In [18]:
import numpy as np
import pandas as pd

from os import path
import re

import pickle

In [2]:
fd = ['..','data','raw']

data = {}
fn_list = ['orders.csv', 'products.csv', 'order_products__prior.csv', 'order_products__train.csv', 'departments.csv', 'aisles.csv']

for fn in fn_list:
    fp = path.join(*fd, fn)

    with open(file=fp, mode='r', encoding='utf8') as file:
        import re
        label = re.sub('\.csv$', '', fn)
        data[label] = pd.read_csv(file, encoding='utf8')

In [3]:
data['orders']['eval_set'].value_counts()

prior    3214874
train     131209
test       75000
Name: eval_set, dtype: int64

The naming conventions as per the Kaggle description are as follows:
- Prior: historic order data to be used in training models.
- Train: historic order data to be use in evaluating trained models.
- Test: "new" orders on which to make recommendations to submit to the competition for ultimate performance scoring. Data on products ordered for these orders is not provided.

Since this project is not actually participating in submission of predictions with the Kaggle competition (which has finished), we will simply focus on the "prior" and "train" sets as our train and test sets, respectively.

This assumes we take a simple approach of evaluating recommendations by their ability to predict items that will be in the set of test orders. If we shift to using an alternative evaluation method/metric, then this split approach may need to be revisited.

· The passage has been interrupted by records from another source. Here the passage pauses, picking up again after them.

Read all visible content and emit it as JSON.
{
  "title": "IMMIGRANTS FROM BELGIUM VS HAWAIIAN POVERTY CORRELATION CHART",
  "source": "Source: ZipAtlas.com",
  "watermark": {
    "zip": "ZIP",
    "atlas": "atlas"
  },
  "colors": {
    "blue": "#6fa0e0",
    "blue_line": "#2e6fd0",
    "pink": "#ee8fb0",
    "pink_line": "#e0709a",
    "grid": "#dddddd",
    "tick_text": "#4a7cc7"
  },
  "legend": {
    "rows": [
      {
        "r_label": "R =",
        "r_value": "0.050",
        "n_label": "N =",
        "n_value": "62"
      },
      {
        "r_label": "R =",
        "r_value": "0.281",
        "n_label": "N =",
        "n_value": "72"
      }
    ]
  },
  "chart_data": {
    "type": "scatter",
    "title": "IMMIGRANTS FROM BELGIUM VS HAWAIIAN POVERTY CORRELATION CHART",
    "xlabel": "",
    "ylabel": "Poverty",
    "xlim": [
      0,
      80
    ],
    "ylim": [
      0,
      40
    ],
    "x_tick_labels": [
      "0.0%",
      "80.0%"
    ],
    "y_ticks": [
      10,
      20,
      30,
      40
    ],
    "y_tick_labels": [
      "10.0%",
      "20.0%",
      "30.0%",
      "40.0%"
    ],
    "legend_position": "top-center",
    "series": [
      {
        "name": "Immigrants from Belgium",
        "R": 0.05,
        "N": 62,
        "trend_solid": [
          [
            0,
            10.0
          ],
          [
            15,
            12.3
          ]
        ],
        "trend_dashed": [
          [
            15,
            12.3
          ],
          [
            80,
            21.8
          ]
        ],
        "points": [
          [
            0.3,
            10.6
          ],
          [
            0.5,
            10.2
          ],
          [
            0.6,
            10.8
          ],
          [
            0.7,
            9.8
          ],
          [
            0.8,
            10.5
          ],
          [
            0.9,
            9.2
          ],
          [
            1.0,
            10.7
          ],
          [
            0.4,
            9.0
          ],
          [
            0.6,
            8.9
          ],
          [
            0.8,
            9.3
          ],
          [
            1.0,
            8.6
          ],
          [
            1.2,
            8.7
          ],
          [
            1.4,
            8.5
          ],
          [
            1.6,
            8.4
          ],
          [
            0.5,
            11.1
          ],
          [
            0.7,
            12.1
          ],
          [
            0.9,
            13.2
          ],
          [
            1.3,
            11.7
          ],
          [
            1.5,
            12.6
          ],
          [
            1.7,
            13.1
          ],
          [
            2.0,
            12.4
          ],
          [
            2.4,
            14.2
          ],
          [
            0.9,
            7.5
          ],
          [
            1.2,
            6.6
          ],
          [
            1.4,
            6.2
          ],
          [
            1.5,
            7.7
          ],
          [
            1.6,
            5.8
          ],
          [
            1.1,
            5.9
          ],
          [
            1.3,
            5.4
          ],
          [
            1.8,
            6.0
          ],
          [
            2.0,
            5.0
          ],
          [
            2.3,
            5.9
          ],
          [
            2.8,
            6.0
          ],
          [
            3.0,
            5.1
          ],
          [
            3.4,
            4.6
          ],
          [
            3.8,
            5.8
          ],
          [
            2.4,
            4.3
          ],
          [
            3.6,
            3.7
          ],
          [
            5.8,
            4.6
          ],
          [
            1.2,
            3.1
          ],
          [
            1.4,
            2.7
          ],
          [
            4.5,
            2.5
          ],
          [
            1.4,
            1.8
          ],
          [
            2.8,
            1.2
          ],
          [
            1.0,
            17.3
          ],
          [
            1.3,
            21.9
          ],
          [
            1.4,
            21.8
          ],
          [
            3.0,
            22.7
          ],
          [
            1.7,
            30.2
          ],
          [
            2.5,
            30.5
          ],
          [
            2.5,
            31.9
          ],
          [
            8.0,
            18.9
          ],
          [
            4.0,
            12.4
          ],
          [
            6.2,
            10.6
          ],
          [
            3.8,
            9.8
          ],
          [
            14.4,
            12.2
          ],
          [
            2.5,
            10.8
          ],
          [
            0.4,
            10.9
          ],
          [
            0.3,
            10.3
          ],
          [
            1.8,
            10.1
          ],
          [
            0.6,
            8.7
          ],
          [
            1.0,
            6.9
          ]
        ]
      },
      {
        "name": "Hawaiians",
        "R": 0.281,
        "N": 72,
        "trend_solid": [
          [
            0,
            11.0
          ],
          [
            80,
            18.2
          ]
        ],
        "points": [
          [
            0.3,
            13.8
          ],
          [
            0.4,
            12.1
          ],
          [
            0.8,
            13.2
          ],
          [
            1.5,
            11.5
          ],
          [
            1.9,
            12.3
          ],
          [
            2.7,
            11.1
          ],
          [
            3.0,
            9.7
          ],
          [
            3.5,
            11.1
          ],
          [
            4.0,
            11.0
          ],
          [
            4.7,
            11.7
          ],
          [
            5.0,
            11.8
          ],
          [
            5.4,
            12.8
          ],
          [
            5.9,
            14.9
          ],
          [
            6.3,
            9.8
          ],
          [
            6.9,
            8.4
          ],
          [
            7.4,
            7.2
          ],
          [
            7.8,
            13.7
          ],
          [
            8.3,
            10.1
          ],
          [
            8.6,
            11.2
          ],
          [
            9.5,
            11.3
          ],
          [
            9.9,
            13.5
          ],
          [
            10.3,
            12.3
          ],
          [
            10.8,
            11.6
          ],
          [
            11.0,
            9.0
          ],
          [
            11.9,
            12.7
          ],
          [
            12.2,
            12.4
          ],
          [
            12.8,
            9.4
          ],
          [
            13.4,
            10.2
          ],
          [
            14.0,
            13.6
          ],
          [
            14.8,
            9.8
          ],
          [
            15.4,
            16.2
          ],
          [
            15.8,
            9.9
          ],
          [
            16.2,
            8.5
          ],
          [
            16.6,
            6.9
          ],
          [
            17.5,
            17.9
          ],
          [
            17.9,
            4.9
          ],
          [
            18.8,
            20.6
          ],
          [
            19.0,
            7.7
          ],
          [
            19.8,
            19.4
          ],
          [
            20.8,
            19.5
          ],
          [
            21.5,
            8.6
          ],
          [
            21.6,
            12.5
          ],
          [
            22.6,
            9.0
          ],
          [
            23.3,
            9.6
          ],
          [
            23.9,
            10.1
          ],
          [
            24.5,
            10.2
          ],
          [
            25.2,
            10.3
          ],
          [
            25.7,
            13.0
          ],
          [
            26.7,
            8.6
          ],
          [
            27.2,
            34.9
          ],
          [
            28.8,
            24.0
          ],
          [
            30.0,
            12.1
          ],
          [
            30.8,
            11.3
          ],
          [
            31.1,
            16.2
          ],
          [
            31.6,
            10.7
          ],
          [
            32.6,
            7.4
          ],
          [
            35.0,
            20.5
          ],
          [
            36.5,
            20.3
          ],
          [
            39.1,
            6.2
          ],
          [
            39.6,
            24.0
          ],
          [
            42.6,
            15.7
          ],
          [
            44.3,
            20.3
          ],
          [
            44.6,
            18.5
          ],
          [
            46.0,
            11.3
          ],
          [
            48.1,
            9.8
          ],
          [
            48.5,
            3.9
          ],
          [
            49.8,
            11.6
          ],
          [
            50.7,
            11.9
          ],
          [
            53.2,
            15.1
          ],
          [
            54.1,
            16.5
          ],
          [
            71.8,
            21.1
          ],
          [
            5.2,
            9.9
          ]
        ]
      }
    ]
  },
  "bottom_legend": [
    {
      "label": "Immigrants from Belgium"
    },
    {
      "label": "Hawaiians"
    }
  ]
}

For the time being, we will create full datasets (joining all tables) for our training ("prior") and testing ("train") sets for convenience in future work and analysis:

In [10]:
data_train = pd.merge(data['orders'], data['order_products__prior'], on='order_id')\
               .merge(data['products'].merge(data['departments'], on='department_id').merge(data['aisles'], on='aisle_id'), on='product_id')

In [21]:
data_train.shape

(32434489, 15)

In [12]:
data_train['eval_set'].value_counts()

prior    32434489
Name: eval_set, dtype: int64

In [13]:
data_test = pd.merge(data['orders'], data['order_products__train'], on='order_id')\
               .merge(data['products'].merge(data['departments'], on='department_id').merge(data['aisles'], on='aisle_id'), on='product_id')

In [23]:
data_test.shape

(1384617, 15)

In [14]:
data_test['eval_set'].value_counts()

train    1384617
Name: eval_set, dtype: int64

We will save these datasets to the interim folder for now in case anything changes in our approach or further manipulation is done in terms of cleaning and feature engineering.

In [19]:
# Create pickle file for train data

f = 'train.p'
d = '../data/interim'
fp = path.join(d,f)

with open(fp, 'wb') as file:
    pickle.dump(data_train, file)

In [20]:
# Create pickle file for test data

f = 'test.p'
d = '../data/interim'
fp = path.join(d,f)

with open(fp, 'wb') as file:
    pickle.dump(data_test, file)